While Super Bowl XLVII will be remembered for lots of things — Joe Flacco, Beyonce, a blackout — Dakotans might well keep with them a two-minute commercial for Ram trucks.
The spot, simply called "Farmer," featured a speech by radio commentator Paul Harvey, where the plainspoken orator pays tribute to the hardworking men, women and families who make up America's farming community, while simple photos show life and work on the farms.
Within moments of its airing Sunday night, the hashtag #GodMadeAFarmer exploded on Twitter and sent many looking for the original speech, which Harvey — who died in 2009 — gave in 1978 at a Future Farmers of America convention.
Many viewers swelled with pride; others found the commercialism of the message to be crass. Farmers are neither saints nor sinners, but real people with real lives who help make the country work. We all know someone from that commercial.

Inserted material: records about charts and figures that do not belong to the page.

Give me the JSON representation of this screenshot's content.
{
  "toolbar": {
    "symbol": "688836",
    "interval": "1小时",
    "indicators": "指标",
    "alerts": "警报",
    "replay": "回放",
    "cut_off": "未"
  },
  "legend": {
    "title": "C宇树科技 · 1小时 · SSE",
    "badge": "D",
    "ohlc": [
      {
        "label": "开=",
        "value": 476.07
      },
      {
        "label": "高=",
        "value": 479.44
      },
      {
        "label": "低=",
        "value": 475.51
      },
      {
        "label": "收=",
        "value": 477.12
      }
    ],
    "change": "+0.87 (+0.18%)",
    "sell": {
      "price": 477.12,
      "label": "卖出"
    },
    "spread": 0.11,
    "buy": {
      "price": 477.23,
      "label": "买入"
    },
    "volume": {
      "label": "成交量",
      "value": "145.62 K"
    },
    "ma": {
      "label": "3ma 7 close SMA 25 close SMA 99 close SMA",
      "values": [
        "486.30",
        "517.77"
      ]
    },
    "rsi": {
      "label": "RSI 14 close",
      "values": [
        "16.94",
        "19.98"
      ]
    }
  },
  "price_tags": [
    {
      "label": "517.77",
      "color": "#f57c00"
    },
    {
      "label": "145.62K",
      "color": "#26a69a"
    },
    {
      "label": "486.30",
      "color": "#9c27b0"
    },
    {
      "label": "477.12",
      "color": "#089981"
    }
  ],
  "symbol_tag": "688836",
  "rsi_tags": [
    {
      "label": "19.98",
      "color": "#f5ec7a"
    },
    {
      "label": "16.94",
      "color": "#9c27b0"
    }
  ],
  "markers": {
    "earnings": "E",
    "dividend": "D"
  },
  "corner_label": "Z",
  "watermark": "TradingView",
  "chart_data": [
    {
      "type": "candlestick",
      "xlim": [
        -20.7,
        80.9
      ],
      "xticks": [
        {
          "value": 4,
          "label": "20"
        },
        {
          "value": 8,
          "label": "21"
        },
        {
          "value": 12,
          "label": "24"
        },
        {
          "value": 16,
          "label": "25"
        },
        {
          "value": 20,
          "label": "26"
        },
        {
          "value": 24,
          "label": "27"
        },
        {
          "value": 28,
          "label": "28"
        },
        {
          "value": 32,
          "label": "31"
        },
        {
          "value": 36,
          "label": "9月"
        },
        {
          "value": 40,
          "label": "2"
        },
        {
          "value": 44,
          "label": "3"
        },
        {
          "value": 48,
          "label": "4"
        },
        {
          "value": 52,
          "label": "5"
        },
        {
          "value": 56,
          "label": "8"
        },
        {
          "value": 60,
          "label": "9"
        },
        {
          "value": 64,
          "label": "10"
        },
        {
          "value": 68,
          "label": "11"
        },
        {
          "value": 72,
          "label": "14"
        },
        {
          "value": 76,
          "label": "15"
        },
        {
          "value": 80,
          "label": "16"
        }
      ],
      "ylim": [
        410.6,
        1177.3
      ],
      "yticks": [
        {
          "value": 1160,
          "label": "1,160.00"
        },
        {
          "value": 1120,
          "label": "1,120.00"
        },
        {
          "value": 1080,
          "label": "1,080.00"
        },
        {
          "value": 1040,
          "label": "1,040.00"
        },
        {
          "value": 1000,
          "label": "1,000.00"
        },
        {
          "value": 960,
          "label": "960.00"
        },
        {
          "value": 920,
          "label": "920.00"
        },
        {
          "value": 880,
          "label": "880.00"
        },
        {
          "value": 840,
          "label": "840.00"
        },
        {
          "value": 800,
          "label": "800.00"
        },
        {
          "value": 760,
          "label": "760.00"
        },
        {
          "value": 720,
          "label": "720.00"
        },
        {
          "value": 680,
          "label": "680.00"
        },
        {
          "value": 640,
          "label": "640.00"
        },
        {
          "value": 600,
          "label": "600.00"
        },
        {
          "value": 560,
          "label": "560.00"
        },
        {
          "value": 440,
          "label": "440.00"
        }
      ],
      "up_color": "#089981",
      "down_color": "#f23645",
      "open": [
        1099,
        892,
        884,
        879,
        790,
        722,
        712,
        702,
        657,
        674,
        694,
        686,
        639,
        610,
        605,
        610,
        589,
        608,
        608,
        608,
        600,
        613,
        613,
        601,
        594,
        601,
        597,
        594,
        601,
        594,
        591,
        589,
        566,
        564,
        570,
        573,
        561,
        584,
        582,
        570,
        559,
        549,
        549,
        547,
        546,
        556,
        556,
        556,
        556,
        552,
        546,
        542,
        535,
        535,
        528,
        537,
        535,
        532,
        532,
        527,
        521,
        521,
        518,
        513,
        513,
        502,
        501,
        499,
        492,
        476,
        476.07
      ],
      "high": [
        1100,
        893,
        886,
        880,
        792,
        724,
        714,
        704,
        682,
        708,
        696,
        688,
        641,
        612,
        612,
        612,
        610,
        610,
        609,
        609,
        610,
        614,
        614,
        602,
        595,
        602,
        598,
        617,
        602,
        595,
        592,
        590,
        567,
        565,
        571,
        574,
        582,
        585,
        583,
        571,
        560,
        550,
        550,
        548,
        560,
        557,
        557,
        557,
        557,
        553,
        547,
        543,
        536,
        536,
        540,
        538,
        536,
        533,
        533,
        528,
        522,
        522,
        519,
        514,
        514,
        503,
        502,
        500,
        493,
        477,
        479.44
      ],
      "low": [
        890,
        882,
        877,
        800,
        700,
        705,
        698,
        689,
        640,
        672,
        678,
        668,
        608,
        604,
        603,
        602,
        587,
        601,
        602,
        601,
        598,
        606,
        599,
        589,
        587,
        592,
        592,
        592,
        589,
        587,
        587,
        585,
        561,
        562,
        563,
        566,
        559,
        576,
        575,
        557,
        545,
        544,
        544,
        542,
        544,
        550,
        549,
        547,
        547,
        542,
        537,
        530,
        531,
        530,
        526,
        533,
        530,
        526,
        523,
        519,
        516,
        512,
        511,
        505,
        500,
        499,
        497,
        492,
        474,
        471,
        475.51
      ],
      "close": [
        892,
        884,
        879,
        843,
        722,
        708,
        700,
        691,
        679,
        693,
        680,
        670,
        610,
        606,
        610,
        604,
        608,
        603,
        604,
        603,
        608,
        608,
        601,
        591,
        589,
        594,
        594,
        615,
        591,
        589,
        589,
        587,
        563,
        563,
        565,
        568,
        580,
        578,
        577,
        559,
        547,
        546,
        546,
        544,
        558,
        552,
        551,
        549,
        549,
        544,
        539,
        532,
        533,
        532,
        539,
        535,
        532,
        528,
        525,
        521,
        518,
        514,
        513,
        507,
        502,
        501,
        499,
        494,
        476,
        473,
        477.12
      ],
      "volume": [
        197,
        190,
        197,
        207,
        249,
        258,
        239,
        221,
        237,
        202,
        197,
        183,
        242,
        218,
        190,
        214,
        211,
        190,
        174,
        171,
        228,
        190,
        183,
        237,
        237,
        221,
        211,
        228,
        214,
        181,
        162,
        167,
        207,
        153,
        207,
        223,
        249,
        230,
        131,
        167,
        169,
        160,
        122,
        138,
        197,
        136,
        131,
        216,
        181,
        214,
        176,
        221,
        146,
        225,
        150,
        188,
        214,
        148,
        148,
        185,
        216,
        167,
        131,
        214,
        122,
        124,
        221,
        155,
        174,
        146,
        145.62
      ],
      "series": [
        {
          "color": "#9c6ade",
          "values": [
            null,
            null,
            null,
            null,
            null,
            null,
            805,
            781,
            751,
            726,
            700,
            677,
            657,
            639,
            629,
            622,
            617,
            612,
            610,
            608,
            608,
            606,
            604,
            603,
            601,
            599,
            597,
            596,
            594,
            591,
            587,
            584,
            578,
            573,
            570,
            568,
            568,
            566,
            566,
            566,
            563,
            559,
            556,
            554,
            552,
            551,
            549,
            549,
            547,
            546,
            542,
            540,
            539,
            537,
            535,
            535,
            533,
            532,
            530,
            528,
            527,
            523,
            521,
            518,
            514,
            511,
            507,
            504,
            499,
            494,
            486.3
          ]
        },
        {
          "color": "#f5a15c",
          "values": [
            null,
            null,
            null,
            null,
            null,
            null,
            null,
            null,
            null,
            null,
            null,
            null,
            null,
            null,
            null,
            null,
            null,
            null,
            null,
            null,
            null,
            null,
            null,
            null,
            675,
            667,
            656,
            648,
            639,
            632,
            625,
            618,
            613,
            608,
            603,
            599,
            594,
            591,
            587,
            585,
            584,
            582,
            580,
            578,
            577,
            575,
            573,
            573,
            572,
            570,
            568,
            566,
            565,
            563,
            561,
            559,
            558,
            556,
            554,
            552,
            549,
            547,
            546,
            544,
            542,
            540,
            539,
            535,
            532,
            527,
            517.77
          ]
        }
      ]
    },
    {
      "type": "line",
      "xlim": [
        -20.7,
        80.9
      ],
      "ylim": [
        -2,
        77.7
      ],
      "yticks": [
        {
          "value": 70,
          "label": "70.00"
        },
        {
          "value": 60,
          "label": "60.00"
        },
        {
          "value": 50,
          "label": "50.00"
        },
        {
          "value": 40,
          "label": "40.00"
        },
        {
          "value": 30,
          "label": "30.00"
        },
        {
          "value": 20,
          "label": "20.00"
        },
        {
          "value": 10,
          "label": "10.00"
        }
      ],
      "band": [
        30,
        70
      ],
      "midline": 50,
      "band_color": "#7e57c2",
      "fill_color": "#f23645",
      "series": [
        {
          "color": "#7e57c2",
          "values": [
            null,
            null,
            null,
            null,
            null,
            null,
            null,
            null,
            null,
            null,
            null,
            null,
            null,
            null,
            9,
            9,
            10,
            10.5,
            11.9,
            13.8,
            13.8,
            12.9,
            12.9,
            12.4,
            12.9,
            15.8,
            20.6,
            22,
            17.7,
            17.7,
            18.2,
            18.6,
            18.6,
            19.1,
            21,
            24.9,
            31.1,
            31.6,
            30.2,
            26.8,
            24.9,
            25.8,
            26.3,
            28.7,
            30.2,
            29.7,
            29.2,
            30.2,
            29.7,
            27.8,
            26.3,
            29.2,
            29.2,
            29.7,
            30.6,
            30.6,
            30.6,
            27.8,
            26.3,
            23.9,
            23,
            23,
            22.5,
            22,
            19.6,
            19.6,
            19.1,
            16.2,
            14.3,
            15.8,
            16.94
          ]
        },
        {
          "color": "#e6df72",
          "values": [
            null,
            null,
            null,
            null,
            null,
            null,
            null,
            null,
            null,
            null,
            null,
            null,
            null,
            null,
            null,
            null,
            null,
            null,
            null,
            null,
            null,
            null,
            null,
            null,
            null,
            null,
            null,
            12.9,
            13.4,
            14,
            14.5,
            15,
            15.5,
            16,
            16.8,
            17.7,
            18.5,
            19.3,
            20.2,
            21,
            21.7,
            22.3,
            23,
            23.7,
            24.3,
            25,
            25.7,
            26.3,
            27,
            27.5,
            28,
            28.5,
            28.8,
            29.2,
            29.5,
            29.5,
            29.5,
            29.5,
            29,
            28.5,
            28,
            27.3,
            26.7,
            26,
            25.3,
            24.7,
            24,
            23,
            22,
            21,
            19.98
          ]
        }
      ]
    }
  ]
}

In fairness, Ram says it will donate $1 million to FFA; that number grows with the more social media badges shared from its site at ramtrucks.com/en/keepplowing.
Harvey's message still stands, even 35 years from the original speech. Even without the truck at the end or the website URL, his words, reprinted here, resonate:
And on the eighth day, God looked down on his planned paradise and said, "I need a caretaker." So, God made a farmer.
God said, "I need somebody willing to get up before dawn, milk cows, work all day in the fields, milk cows again, eat supper, then go to town and stay past midnight at a meeting of the school board." So, God made a farmer.
God said, "I need somebody willing to sit up all night with a newborn colt, and watch it die, and dry his eyes and say, 'Maybe next year.’ ”
"I need somebody who can shape an ax handle from a persimmon sprout, shoe a horse with a hunk of car tire, who can make harness out of hay wire, feed sacks and shoe scraps. Who, at planting time and harvest season, will finish his 40-hour week by Tuesday noon. And then, pain'n from tractor back, put in another 72 hours." So, God made a farmer.
God said, "I need somebody strong enough to clear trees and heave bales, and yet gentle enough to yean lambs and wean pigs and tend the pink-combed pullets, who will stop his mower for an hour to mend the broken leg of a meadow lark." So, God made a farmer.
"It had to be somebody who'd plow deep and straight and not cut corners. Somebody to seed, weed, feed, breed, and rake and disc and plow and plant and tie the fleece and strain the milk. Somebody who'd bale a family together with the soft strong bonds of sharing. Who would laugh and then sigh, and then reply, with smiling eyes, when his son says he wants to spend his life 'doing what Dad does.’ ” So, God made a farmer.